A smaller barrel has a much higher surface-to-volume ratio than a larger barrel, so the aging effect is much more pronounced. Supposedly, a month in my little 5 liter barrel was analogous to 3 months in a full 50 gallon barrel. So by the end of the barrel’s contents - around October, 8 months later - the cocktail had aged an equivalent 2 years!
Then I let the barrel rest. I filled it with water to ensure the wood stayed sealed, but put it aside for a few months. I had planned to refill it with a similar whiskey-based cocktail (to not clash too much with the flavors that the first had imparted on the wood and that would surely be imparted onto the next batch) but wanted to give myself some time away from that same cocktail flavor for a while.
The barrel takes up space in the kitchen, and so visitors would ask about it often. One of our friends, while we were away, even tasted the holding water, thinking it was another cocktail. It became clear I needed to use it or lose it.
Second Batch
In march of this year I started another batch. I washed it out and began anew. This time, I opted for something a bit sweeter and more complex, but still echoing the whiskey and amaro from before: A Devil’s Soul. I expected the first batch to have imparted a strong flavor to the inside and wanted to swim with that current rather than fight it. This time I kept a whole liter or so of the batch bottled separately, out of the barrel as a larger control group.
As it aged, we tasted it and I was less impressed. It seemed that the longer ingredient list and more complex flavors were actually dulled by the barrel this time around.

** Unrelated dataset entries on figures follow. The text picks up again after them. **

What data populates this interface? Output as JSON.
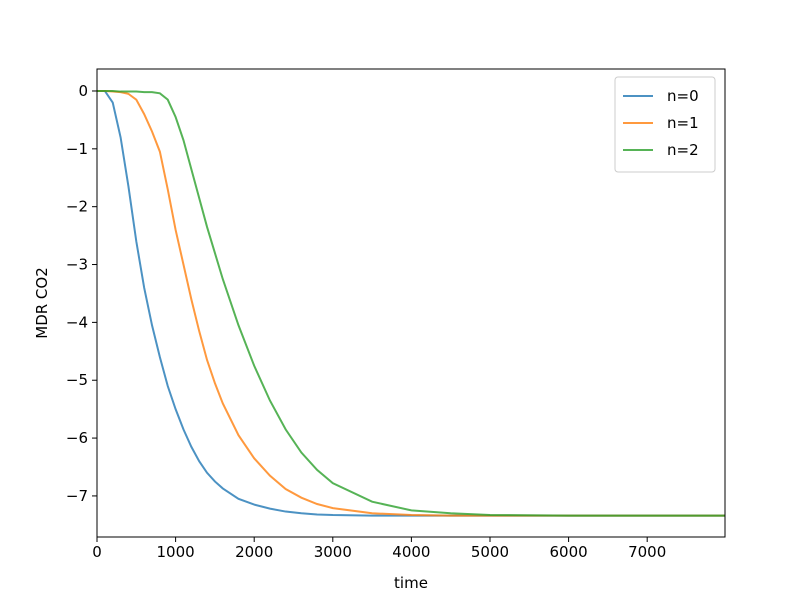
{
  "chart_data": {
    "type": "line",
    "xlabel": "time",
    "ylabel": "MDR CO2",
    "x": [
      0,
      100,
      200,
      300,
      400,
      500,
      600,
      700,
      800,
      900,
      1000,
      1100,
      1200,
      1300,
      1400,
      1500,
      1600,
      1800,
      2000,
      2200,
      2400,
      2600,
      2800,
      3000,
      3500,
      4000,
      4500,
      5000,
      6000,
      7000,
      8000
    ],
    "series": [
      {
        "name": "n=0",
        "color": "#1f77b4",
        "values": [
          0,
          0,
          -0.2,
          -0.8,
          -1.65,
          -2.6,
          -3.4,
          -4.05,
          -4.6,
          -5.1,
          -5.5,
          -5.85,
          -6.15,
          -6.4,
          -6.6,
          -6.75,
          -6.87,
          -7.05,
          -7.15,
          -7.22,
          -7.27,
          -7.3,
          -7.32,
          -7.33,
          -7.34,
          -7.34,
          -7.34,
          -7.34,
          -7.34,
          -7.34,
          -7.34
        ]
      },
      {
        "name": "n=1",
        "color": "#ff7f0e",
        "values": [
          0,
          0,
          -0.01,
          -0.02,
          -0.05,
          -0.15,
          -0.4,
          -0.7,
          -1.05,
          -1.7,
          -2.4,
          -3.0,
          -3.6,
          -4.15,
          -4.65,
          -5.05,
          -5.4,
          -5.95,
          -6.35,
          -6.65,
          -6.88,
          -7.03,
          -7.14,
          -7.21,
          -7.3,
          -7.33,
          -7.34,
          -7.34,
          -7.34,
          -7.34,
          -7.34
        ]
      },
      {
        "name": "n=2",
        "color": "#2ca02c",
        "values": [
          0,
          0,
          0,
          -0.01,
          -0.01,
          -0.01,
          -0.02,
          -0.02,
          -0.04,
          -0.15,
          -0.45,
          -0.85,
          -1.35,
          -1.85,
          -2.35,
          -2.8,
          -3.25,
          -4.05,
          -4.75,
          -5.35,
          -5.85,
          -6.25,
          -6.55,
          -6.78,
          -7.1,
          -7.25,
          -7.3,
          -7.33,
          -7.34,
          -7.34,
          -7.34
        ]
      }
    ],
    "xlim": [
      0,
      7990
    ],
    "ylim": [
      -7.71,
      0.38
    ],
    "xticks": [
      0,
      1000,
      2000,
      3000,
      4000,
      5000,
      6000,
      7000
    ],
    "yticks": [
      {
        "value": -7,
        "label": "−7"
      },
      {
        "value": -6,
        "label": "−6"
      },
      {
        "value": -5,
        "label": "−5"
      },
      {
        "value": -4,
        "label": "−4"
      },
      {
        "value": -3,
        "label": "−3"
      },
      {
        "value": -2,
        "label": "−2"
      },
      {
        "value": -1,
        "label": "−1"
      },
      0
    ],
    "legend": "upper right"
  }
}
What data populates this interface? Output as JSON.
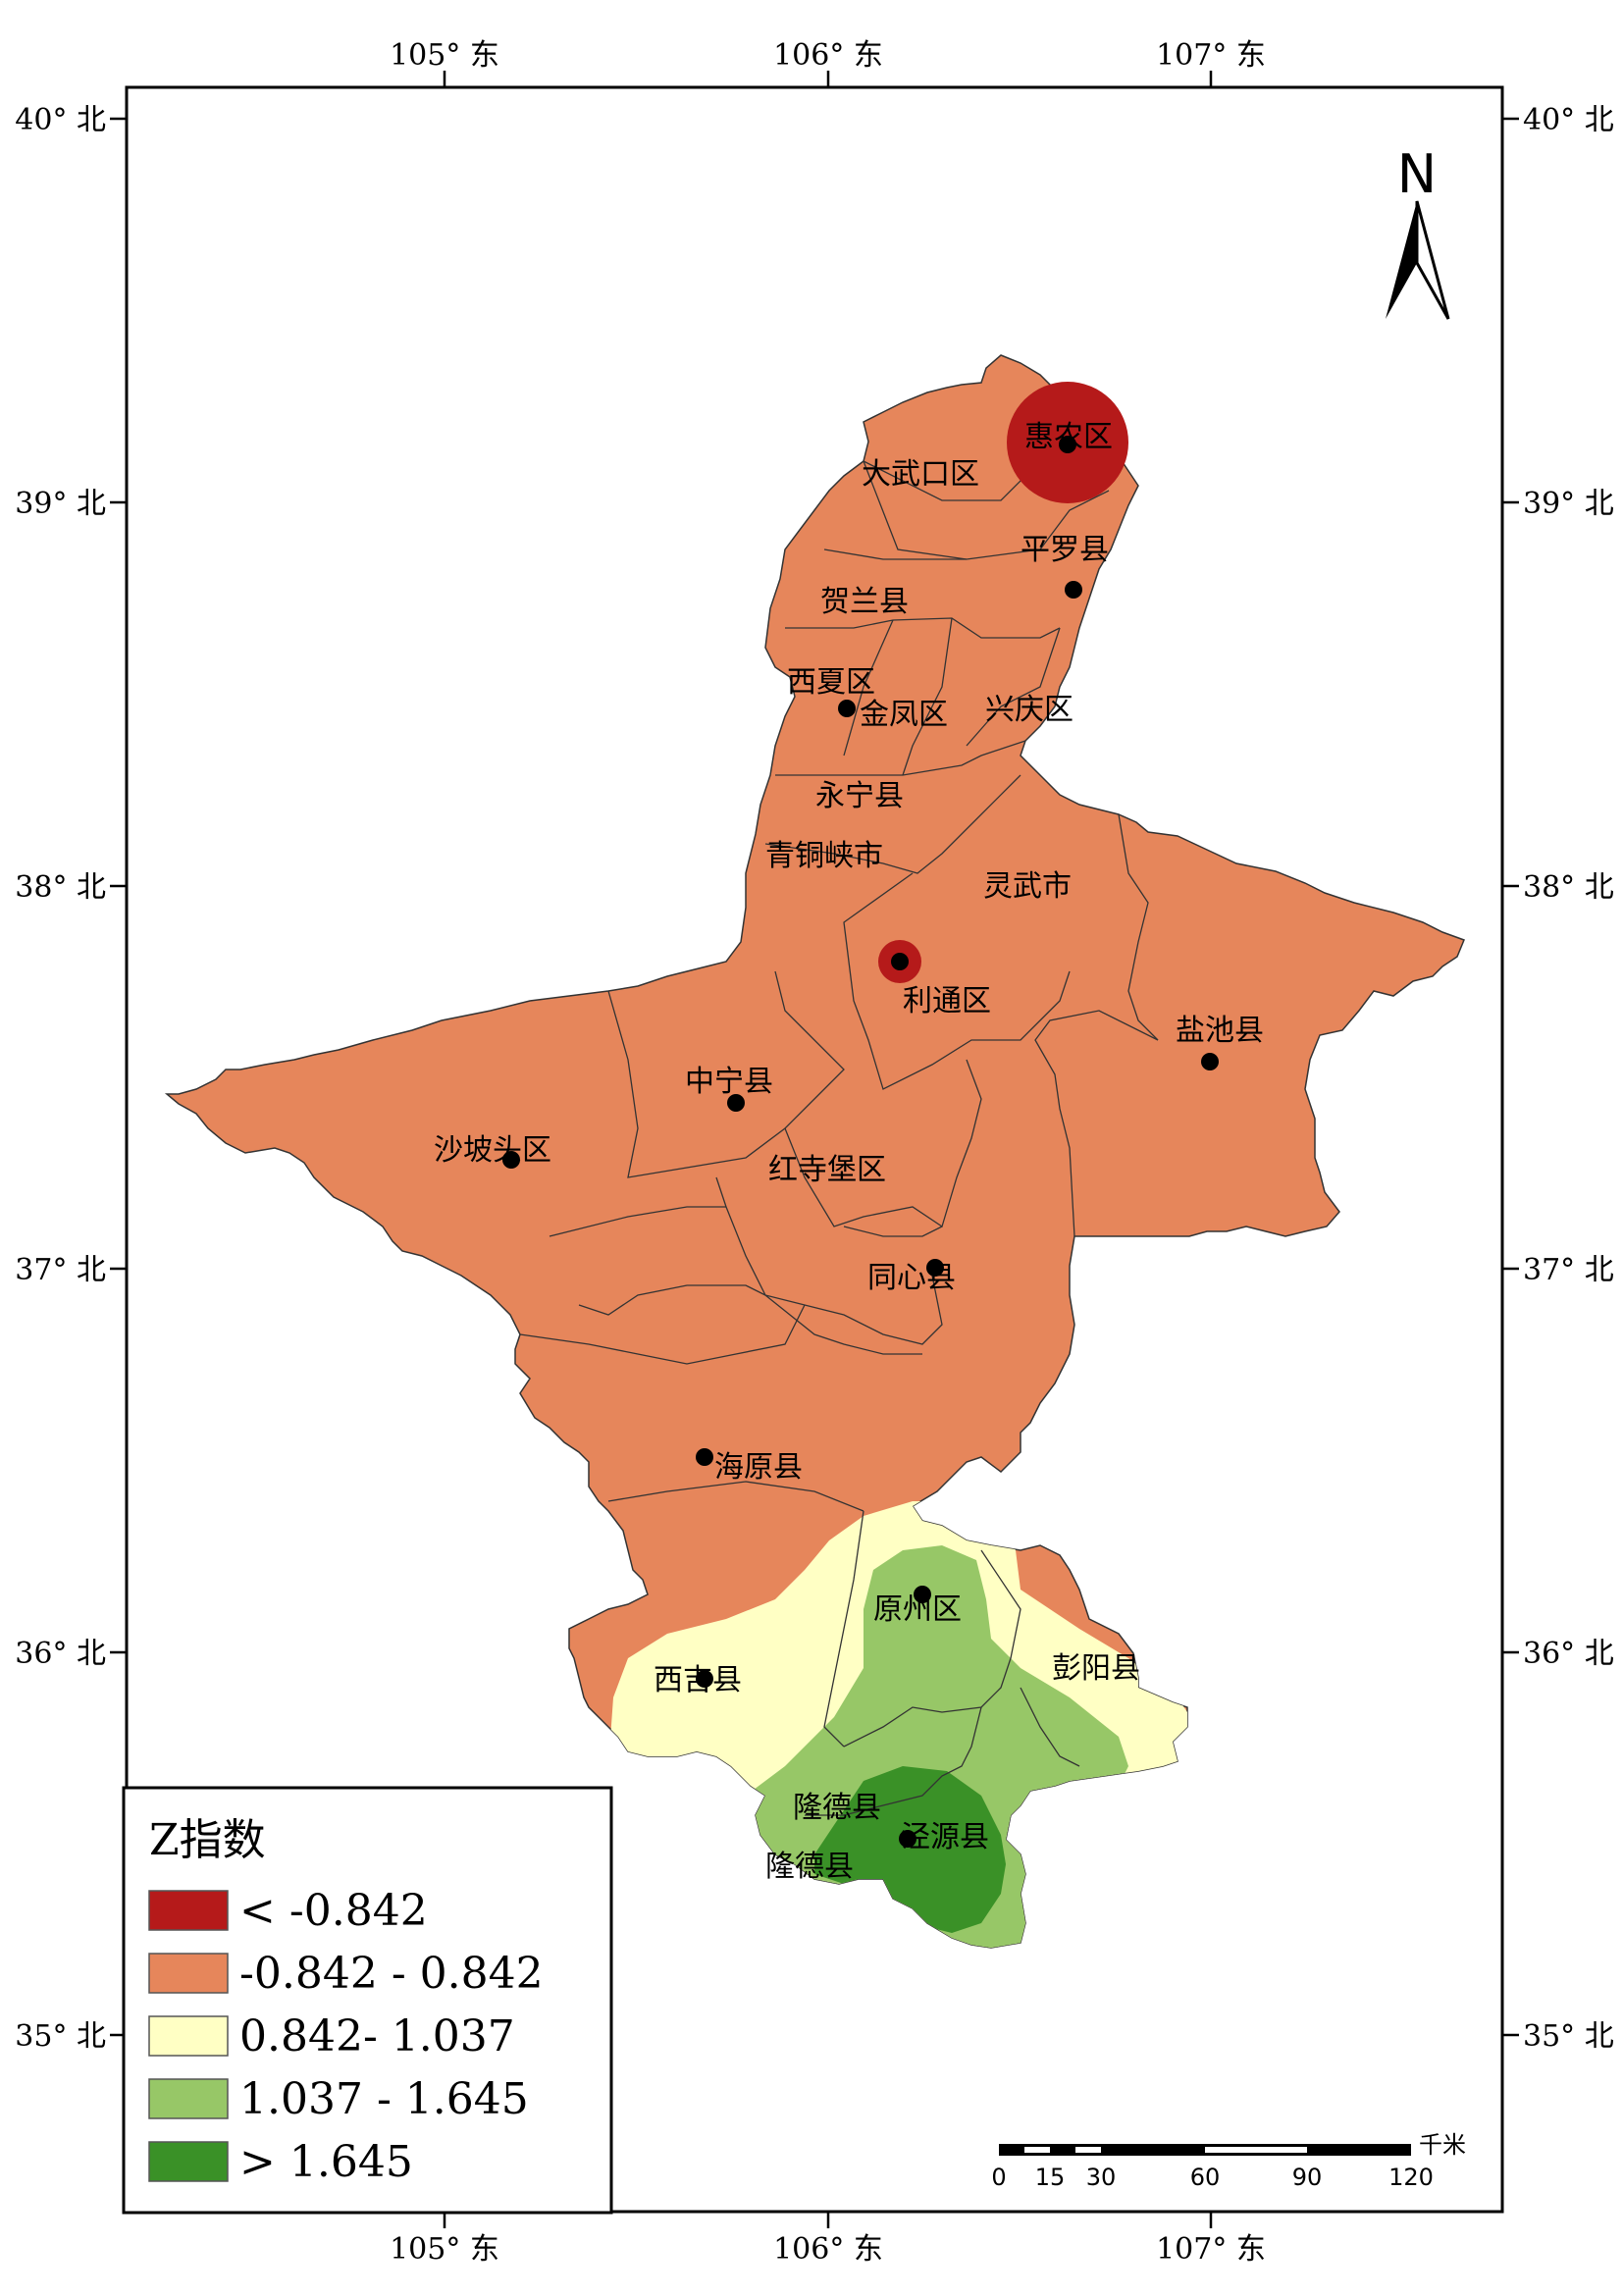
{
  "map": {
    "coordinates": {
      "top_labels": [
        "105° 东",
        "106° 东",
        "107° 东"
      ],
      "bottom_labels": [
        "105° 东",
        "106° 东",
        "107° 东"
      ],
      "left_labels": [
        "40° 北",
        "39° 北",
        "38° 北",
        "37° 北",
        "36° 北",
        "35° 北"
      ],
      "right_labels": [
        "40° 北",
        "39° 北",
        "38° 北",
        "37° 北",
        "36° 北",
        "35° 北"
      ]
    },
    "places": [
      "惠农区",
      "大武口区",
      "平罗县",
      "贺兰县",
      "西夏区",
      "金凤区",
      "兴庆区",
      "永宁县",
      "青铜峡市",
      "灵武市",
      "利通区",
      "盐池县",
      "中宁县",
      "沙坡头区",
      "红寺堡区",
      "同心县",
      "海原县",
      "原州区",
      "彭阳县",
      "西吉县",
      "隆德县",
      "泾源县",
      "隆德县"
    ],
    "north_arrow": {
      "letter": "N",
      "icon": "north-arrow-icon"
    },
    "scale_bar": {
      "unit": "千米",
      "labels": [
        "0",
        "15",
        "30",
        "60",
        "90",
        "120"
      ]
    },
    "legend": {
      "title": "Z指数",
      "items": [
        {
          "label": "< -0.842",
          "color": "#B51A1A"
        },
        {
          "label": "-0.842 - 0.842",
          "color": "#E6865B"
        },
        {
          "label": "0.842- 1.037",
          "color": "#FFFFC4"
        },
        {
          "label": "1.037 - 1.645",
          "color": "#97C767"
        },
        {
          "label": "> 1.645",
          "color": "#3A9127"
        }
      ]
    }
  }
}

Maybe the first batch was imparting more of its own flavor than I expected.
And then Marybeth was pregnant and we haven’t been having cocktail parties as much and so the barrel has stayed fuller than expected and I also need to be making counter space for non-cocktail things. So this week I bottled the remaining contents from the barrel (now aged 5 months) and laid it to a permanent rest. If you come visit in the new few months, I’ll probably still have some for you to try, you just won’t see the barrel!
Results
I think the barrel is a fun little gift and toy. For cocktails, the barrel’s first batch will taste the best and then subsequent batches won’t have the same mellowing effect (if you use the same recipe) or will have their flavors confused (if you don’t use the same recipe). The barrels are cheap enough and you hold them for long enough that you could get a new barrel each batch, which I would do in the future. I also learned that I would rather make new cocktails and play with new recipes than keep dipping into the same flavor over months.